I've posted very little — if anything — about the Apple Watch. I'm pretty excited for it as I can see some areas it would be useful for me. Admittedly, I hadn't really considered the Watch much until two things happened in the past few months.
- My parents bought me a Seiko 5 Automatic watch for Christmas (thanks Mom & Dad!).
- I lost my Fitbit One.
I hadn't really worn a watch since around 2004 when I started using a laptop as my main computer. At the time, the watch strap on the watch I wore dug into my wrist as my wrist rested on the laptop while typing. I was in college at the time, and was typing pretty much most of the day every day.
The strap on the Seiko 5 is fabric, and I don't have this problem. It's a simple watch, and I've loved wearing it. I could go on more, but I'll save that for a future article.
Losing my Fitbit has been the biggest impact. Yes, I could go buy another Fitbit. But for kicks and giggles I started using the M8 motion coprocessor in my iPhone 6 to track steps. All this gets recorded into Apple's Health app, which fascinates me. However I am mainly using Pedometer++ to visualize the data. I also still have the Fitbit app tying into the M8 with its MobileTrack function, and I also tied in the Nike+ Fuel app to it to complement my Nike+ Running app.
The experiment with the iPhone 6 for step tracking has been great.
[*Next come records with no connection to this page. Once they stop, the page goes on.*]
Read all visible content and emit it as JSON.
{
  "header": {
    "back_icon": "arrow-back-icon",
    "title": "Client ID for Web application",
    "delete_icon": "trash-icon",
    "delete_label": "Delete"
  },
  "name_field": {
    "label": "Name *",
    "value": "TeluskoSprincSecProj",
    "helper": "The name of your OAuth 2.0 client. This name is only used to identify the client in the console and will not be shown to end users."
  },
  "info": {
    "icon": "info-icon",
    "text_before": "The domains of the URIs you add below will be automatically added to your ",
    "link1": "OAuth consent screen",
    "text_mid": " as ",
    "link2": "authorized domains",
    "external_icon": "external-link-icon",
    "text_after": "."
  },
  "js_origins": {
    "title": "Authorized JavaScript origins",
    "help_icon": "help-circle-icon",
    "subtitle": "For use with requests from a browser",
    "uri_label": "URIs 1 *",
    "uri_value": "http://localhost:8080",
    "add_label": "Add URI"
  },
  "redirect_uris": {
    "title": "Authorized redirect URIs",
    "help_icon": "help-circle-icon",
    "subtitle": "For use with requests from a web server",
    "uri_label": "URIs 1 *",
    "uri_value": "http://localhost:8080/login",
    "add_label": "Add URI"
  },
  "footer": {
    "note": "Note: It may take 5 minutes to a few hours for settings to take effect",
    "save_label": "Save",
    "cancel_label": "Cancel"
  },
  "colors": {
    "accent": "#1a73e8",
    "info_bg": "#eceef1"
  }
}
And adding the Apple Watch to that as an additional set of sensors for that ecosystem is very enticing.
But I also had a couple thoughts this morning of What If… that would make the Watch even more compelling.
What if the Apple Watch could be used a token of sorts to unlock your Mac when you are near it and lock it when you walk away. I like to think this would work much like how the Watch will work with Apple Pay.
For Apple Pay, you must have the Watch in contact with your skin, and authenticate it with your iPhone. Break the skin contact, and a re-auth will be required.
What if you also had your Watch paired to your Mac, and have to log in with your password once on the Mac to authenticate, and then the Watch serves as a proximity token as long as skin contact is maintained.
It's just a little thought, but I can see that being yet another compelling selling point for the Apple Watch.